Commuters on the 1, 7 and L trains were treated to the best service in the subway system this year, according to a new report published Thursday.

The three lines tied for top positioning in the 18th annual “State of the Subway” report card from the NYPIRG Straphangers Campaign. Meanwhile, the organization found service on the A and 5 train to be the worst among the network’s 20 major lines.

The 1, 7 and L lines received a “MetroCard rating” of $2.05, a scoring system in the report that weighs six measures of transit service, like train frequency, reliability and comfort. The report is compiled each year to allow riders to get clear breakdowns and comparisons for each line.

Jaqi Cohen, the campaign coordinator at Straphangers, said the report found drastically different levels of service.

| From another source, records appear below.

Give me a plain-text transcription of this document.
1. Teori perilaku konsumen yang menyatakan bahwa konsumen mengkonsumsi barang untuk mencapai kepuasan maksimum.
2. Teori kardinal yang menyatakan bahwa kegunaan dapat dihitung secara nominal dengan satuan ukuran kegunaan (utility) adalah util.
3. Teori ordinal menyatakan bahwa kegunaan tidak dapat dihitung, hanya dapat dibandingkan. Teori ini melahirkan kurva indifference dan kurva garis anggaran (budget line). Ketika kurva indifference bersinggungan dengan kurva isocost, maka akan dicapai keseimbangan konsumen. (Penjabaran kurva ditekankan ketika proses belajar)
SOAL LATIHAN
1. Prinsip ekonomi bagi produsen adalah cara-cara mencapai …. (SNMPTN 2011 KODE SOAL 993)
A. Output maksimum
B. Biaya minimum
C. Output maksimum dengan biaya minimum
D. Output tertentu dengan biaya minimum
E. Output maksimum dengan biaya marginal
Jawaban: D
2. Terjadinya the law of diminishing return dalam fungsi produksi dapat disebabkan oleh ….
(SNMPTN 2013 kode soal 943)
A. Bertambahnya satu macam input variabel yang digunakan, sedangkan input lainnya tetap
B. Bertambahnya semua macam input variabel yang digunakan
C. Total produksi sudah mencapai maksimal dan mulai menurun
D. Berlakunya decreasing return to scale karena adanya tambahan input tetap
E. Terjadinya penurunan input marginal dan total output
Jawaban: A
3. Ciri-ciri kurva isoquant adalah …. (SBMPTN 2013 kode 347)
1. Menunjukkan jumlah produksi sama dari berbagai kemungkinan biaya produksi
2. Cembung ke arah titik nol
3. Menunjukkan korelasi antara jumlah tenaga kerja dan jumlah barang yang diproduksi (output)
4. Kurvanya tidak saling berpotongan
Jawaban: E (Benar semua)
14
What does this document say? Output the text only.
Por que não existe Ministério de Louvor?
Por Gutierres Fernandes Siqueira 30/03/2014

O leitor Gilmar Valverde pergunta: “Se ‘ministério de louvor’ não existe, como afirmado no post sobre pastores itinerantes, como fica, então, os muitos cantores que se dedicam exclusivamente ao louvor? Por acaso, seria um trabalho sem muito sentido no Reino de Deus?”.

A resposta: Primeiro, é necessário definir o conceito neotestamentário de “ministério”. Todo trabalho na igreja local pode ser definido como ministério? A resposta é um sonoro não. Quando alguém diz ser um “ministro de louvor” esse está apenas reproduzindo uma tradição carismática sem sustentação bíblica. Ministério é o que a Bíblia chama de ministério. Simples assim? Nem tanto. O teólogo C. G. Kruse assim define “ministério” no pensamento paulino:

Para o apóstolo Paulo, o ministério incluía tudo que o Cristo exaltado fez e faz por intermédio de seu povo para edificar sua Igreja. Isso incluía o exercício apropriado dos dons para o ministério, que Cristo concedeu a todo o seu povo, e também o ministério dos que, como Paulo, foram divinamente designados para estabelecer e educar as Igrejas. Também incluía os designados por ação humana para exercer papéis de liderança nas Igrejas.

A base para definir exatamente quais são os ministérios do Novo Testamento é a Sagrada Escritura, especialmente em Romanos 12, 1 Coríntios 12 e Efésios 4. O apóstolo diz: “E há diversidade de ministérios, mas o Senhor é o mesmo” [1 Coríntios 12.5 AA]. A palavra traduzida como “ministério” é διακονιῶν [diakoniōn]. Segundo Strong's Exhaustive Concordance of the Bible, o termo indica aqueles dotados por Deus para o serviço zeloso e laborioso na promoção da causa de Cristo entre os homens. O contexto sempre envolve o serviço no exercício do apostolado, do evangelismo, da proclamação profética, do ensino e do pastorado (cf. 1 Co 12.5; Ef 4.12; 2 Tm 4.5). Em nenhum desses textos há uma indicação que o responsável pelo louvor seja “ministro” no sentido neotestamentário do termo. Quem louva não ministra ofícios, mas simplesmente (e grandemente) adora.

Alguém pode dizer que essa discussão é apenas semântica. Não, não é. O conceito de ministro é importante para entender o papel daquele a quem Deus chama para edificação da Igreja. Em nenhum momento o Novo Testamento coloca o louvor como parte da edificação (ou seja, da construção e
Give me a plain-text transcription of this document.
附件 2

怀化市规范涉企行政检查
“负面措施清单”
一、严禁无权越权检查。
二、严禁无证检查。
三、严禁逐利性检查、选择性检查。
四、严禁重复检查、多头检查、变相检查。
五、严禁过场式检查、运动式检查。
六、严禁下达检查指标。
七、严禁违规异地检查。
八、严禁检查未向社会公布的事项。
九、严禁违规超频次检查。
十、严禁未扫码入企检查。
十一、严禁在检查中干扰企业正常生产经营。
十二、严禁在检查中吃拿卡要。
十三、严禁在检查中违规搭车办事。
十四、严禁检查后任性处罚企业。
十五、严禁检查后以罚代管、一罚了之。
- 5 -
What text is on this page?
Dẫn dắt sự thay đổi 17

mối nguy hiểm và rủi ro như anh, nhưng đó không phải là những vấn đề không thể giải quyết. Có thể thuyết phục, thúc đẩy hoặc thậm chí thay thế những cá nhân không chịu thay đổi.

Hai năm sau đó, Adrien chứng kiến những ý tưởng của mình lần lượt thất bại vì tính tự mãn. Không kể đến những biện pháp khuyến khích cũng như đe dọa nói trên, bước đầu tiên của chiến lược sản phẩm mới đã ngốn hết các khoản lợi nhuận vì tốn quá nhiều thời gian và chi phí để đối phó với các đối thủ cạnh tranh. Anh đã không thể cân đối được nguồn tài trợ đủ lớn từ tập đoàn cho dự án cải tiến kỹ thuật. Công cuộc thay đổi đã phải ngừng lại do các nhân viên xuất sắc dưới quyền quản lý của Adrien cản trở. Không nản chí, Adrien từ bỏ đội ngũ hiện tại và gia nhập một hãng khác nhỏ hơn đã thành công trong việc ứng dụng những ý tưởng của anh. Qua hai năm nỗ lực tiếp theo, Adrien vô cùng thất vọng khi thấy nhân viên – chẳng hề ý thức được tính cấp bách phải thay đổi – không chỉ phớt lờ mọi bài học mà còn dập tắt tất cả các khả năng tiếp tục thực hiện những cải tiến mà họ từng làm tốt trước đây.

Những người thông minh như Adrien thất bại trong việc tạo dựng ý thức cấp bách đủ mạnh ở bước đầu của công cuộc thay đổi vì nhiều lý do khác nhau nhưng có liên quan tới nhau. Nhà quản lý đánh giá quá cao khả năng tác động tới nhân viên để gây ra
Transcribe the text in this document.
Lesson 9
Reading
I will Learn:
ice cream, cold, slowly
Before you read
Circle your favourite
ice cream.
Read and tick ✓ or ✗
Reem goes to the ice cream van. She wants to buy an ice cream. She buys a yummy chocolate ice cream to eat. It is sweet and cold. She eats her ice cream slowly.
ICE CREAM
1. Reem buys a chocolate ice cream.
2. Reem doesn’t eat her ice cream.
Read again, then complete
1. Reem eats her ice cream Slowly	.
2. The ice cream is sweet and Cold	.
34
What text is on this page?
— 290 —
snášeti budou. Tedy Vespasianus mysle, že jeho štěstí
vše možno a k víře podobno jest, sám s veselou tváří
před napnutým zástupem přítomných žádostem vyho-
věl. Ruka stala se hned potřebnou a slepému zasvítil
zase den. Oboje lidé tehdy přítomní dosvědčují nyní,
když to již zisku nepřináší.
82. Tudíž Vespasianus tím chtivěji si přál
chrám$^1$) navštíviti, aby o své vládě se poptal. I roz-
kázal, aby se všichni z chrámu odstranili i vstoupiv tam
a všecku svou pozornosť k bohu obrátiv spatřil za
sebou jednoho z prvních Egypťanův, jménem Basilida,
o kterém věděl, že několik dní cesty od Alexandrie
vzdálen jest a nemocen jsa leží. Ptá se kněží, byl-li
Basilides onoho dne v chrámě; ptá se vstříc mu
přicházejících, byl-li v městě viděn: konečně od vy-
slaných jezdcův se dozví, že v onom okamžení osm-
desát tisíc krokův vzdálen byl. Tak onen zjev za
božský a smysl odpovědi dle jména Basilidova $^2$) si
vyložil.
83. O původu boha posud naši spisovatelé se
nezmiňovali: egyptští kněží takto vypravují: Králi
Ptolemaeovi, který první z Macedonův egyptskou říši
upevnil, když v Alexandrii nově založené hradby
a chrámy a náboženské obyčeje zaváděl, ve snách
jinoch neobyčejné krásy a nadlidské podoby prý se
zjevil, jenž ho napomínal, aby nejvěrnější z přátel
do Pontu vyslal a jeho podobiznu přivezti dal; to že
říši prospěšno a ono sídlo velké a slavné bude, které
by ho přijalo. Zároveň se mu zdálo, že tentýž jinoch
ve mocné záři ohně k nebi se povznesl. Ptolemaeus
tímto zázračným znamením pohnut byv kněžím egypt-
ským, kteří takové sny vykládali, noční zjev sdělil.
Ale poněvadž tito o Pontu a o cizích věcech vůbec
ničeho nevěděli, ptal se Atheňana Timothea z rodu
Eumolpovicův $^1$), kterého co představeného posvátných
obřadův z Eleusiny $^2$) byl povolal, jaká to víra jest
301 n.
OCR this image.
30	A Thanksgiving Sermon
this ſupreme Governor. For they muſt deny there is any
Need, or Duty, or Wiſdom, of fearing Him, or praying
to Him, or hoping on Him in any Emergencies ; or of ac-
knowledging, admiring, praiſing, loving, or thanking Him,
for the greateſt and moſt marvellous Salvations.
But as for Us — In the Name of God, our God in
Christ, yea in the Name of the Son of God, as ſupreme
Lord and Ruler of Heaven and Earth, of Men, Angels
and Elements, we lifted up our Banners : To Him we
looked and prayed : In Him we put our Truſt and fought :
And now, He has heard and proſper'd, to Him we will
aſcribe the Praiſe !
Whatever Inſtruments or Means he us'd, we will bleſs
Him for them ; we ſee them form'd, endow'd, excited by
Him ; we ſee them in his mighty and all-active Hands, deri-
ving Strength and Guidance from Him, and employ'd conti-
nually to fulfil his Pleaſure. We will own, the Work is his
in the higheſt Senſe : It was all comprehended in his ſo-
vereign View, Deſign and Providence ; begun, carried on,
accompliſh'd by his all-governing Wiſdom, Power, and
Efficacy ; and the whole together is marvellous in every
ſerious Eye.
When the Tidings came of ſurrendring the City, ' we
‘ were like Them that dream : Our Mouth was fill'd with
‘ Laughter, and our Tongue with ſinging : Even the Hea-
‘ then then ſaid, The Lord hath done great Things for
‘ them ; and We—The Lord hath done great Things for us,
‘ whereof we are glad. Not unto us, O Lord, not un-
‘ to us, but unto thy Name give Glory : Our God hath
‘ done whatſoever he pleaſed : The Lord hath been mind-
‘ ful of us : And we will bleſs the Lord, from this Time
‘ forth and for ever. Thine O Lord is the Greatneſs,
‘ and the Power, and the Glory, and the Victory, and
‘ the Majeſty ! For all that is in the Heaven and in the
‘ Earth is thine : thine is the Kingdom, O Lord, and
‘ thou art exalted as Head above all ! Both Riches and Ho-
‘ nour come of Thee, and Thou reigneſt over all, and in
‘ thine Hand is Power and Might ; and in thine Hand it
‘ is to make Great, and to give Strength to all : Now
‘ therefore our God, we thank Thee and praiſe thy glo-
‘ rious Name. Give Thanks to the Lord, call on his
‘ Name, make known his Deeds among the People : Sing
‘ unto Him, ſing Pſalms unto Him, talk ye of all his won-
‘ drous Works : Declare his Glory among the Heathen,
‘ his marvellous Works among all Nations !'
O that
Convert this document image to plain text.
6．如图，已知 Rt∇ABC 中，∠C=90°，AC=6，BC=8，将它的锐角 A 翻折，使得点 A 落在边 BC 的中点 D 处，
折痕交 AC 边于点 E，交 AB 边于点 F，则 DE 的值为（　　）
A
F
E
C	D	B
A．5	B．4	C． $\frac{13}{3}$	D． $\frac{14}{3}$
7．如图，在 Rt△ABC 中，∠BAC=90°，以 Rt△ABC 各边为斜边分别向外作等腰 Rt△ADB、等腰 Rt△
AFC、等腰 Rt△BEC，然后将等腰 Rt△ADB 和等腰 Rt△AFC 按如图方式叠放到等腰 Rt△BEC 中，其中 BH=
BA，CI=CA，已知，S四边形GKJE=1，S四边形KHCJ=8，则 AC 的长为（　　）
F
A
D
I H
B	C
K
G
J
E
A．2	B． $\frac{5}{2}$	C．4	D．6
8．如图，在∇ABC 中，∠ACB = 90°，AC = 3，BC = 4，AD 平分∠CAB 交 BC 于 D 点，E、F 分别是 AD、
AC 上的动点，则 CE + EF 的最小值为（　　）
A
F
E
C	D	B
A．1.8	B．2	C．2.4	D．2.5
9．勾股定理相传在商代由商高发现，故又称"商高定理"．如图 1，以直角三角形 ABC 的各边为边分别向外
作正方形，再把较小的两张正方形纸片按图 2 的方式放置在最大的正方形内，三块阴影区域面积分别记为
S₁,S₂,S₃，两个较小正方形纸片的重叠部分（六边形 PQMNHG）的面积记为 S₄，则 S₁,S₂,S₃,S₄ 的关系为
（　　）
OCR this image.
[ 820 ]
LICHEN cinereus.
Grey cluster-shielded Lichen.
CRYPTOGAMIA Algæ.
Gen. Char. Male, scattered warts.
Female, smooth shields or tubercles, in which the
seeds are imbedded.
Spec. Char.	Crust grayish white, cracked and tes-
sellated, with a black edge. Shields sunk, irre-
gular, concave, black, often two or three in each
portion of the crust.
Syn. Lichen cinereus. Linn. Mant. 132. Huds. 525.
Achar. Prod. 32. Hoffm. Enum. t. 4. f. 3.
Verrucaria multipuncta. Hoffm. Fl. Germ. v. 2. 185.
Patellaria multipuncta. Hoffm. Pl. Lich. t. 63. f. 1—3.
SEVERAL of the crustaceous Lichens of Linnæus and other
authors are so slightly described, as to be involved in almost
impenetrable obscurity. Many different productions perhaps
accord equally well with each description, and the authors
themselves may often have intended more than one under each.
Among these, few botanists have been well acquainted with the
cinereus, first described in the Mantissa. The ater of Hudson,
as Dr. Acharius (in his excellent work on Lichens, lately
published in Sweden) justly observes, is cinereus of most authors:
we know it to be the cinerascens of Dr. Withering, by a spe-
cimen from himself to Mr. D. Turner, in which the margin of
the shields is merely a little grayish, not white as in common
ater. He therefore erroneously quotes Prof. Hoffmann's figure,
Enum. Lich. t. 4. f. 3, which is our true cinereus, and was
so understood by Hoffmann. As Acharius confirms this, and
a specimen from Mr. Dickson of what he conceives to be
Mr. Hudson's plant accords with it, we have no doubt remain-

“The most notable thing is the abundance of disparities between lines. For instance, the number of mechanical breakdowns on the C train was eight times higher than the Q,” Cohen said.

The report highlighted that cars used for the Q line experienced mechanical failures once every 489,956 miles. For cars on the C, it was once every 61,544 miles.

Those discrepancies could be seen across the assessment. Categories likes cleanliness and quality of announcements (ranked by accuracy and understandability) also varied greatly between lines.

“If I was at the MTA, I’d use this as a standard of best practices to see what’s working on certain lines and apply it to lines that are struggling,” Cohen said.

The car breakdown rate worsened from an average mechanical failure every 141,202 miles to every 131,325 miles, according to the report, which compared stats with the 12-month period from December 2014 to December 2015. That 7 percent decrease can be credited to the MTA’s aging fleet and the particularly-poor performing R32 subway cars — the MTA’s oldest — which first entered service in 1964 and can be found on the C, J, Z and A trains.

“Many times, we see that the R32 is dragging down all of the system’s ‘mean distance between failures,’” said Andrew Albert, an MTA board member, who added that he was frustrated that the cars’ replacement model had been delayed. “We should have had the R179 model much earlier. Those R32s shouldn’t be on the property anymore.”

But the MTA said the report "doesn't accurately reflect the significant improvements" the agency has made to the system.

"Those improvements include the installation of communication-based train control to better space trains and alleviate crowding by allowing trains to run more closely together, as well as new signaling systems and purchasing new open-ended subway cars," MTA spokeswoman Beth DeFalco said. "The MTA has also made significant investments in our capital program – including the on-time completion of the Second Avenue Subway – that improve service and the rider experience.”

The 5 and the A lines received a MetroCard rating of $1.50. That’s in part because the 5 train was among the most crowded lines. The A train, to earn its score, featured comparatively abysmal midday service and above average breakdowns.

Cohen acknowledged that despite the 1 train’s high score, the line featured a comparatively high number of cars with faulty air conditioning this past summer. That could not be factored into the report because the MTA doesn’t provide A/C data to the public, she said.

“That people would still sometimes sit in those cars goes to show you the great lengths they’ll go to in order to get a seat,” Cohen said. “But they shouldn’t have to practically suffocate to do so.”